Rafael Andrade-29.dez.2010/Folhapress
RIO DE JANEIRO, RJ, BRASIL, 29-12-2010: O presidente do COB, Carlos Arthur Nuzman e visto durante cerimonia de lancamento da pedra fundamental da Vila Olimpica e Para Olimpica, na area onde funcionara a vila, no bairro de Jacarepagua, zona oeste do Rio, em 29 dezembro 2010. (Foto: Rafael Andrade/Folhapress, ESPORTE)
O presidente do COB, Carlos Arthur Nuzman
No acórdão de 45 páginas, o ministro José Jorge fez cinco determinações, quatro recomendações e 14 alertas à gestão do COB, presidida por Carlos Arthur Nuzman.
Mas, como José Jorge não pediu monitoramento do cumprimento dos prazos, o TCU não acompanhará se o COB executará as medidas.
Além disso, o processo já foi julgado e arquivado. Assim, a existência de novas irregularidades, em outras datas, terá de ser apontada em novo relatório do tribunal.
O TCU determinou, entre outras coisas, que o comitê deixe de prorrogar contratos de prestação de serviços jurídicos com verba da Lei Piva.
O COB tem 90 dias, a partir de 15 de dezembro de 2010, para fazer licitação para contratação de serviços de locação de veículos e transporte de passageiros e cargas.
As cooperativas Transcoopass e Cooparioca firmaram contrato com a entidade de forma indevida, já que não concedem descontos baseado no taxímetro, mas em sua própria tabela de preços.
Entre as muitas irregularidades encontradas no período de oito meses, consta o pagamento de serviços com acréscimo de 87% do valor inicialmente contratado, sem justificativas, à JBM Churrascaria, em Brasília, durante os Jogos da Juventude, disputados em 2006.
"Foram identificadas diversas falhas na gestão do comitê que podem comprometer não só a transparência de suas ações como a atuação dos órgãos de controle", declarou José Jorge, em seu voto publicado no acórdão.

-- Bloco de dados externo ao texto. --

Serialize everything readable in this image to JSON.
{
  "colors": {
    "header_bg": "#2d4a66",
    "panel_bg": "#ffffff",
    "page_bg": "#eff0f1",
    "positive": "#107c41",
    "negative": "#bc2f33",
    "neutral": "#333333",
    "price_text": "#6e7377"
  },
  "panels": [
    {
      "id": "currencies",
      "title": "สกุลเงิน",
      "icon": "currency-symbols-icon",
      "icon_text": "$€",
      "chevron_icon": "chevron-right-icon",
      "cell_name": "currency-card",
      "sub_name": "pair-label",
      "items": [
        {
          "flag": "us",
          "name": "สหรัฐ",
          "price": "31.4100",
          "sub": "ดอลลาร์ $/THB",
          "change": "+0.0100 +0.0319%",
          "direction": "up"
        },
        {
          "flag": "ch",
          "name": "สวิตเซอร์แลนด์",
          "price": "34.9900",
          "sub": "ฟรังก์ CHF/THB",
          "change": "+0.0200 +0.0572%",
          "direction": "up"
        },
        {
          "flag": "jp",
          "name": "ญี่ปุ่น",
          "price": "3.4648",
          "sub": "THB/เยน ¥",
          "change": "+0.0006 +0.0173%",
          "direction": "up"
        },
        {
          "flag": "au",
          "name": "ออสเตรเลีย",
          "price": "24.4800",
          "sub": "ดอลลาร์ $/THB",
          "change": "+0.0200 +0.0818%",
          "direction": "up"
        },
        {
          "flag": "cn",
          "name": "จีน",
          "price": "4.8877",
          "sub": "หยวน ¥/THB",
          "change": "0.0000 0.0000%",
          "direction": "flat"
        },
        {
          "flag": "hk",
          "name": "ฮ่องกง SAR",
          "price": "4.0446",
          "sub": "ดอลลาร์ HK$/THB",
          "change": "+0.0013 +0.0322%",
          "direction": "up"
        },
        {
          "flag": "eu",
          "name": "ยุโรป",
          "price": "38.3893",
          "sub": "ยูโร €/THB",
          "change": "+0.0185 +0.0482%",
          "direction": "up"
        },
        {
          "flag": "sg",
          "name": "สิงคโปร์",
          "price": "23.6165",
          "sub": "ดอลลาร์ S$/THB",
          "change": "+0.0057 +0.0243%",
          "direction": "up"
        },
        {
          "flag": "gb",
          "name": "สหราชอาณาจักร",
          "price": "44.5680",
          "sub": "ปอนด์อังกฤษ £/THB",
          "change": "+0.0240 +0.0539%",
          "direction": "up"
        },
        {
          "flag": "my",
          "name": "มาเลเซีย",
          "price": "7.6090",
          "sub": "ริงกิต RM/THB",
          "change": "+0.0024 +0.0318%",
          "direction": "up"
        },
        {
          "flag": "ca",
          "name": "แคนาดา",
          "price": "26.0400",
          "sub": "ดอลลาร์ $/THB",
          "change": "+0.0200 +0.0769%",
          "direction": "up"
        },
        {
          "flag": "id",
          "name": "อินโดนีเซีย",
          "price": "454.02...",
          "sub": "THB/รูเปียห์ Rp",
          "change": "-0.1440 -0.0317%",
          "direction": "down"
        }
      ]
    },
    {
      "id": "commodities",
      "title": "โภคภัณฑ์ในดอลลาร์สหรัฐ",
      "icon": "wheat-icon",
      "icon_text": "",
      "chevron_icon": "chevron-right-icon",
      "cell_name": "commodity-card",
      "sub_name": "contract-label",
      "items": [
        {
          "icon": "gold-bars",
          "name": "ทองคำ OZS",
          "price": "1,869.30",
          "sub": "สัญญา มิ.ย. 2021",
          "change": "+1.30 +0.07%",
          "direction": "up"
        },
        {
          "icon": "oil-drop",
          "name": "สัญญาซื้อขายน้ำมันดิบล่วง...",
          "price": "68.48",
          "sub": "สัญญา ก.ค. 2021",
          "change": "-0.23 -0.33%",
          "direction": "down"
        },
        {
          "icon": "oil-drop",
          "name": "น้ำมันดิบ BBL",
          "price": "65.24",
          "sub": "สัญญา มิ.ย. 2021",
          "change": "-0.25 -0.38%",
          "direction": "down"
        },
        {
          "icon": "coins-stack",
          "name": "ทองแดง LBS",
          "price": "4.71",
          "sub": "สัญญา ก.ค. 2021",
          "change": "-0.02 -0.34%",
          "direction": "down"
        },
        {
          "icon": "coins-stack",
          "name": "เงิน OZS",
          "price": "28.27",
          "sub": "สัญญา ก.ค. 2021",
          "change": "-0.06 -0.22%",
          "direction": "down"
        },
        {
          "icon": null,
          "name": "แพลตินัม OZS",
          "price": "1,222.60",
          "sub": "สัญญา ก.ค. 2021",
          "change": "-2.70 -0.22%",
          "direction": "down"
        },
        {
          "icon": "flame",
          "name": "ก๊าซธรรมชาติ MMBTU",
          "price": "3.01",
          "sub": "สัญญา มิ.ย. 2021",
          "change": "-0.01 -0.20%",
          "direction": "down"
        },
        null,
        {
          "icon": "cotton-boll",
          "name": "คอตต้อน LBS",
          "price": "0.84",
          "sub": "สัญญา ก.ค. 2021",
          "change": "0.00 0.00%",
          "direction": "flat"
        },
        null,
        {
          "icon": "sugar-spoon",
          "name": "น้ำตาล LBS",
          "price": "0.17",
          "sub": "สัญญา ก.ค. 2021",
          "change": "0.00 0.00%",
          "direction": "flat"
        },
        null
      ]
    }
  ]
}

O COB também pagou premiações de provas de pentatlo, boxe e ginástica artística. Mas esses pagamentos deveriam ter sido feitos pelo comitê organizador do Pan-2007.
O comitê olímpico admitiu o erro, assim como em outras irregularidades apontadas no acórdão, como, por exemplo, os repasses de mais de R$ 77 mil a três modalidades e no processo de mudança da sede da entidade do Centro para a Barra da Tijuca.
FALTA DE LUZ DÁ FOLGA À ASSESSORIA DO COMITÊ
A reportagem tentou falar com a assessoria do Comitê Olímpico Brasileiro, mas não obteve resposta. Em contato com a portaria da sede da entidade, no Rio, a telefonista informou que uma queda de energia fez com que todos os funcionários fossem liberados mais cedo.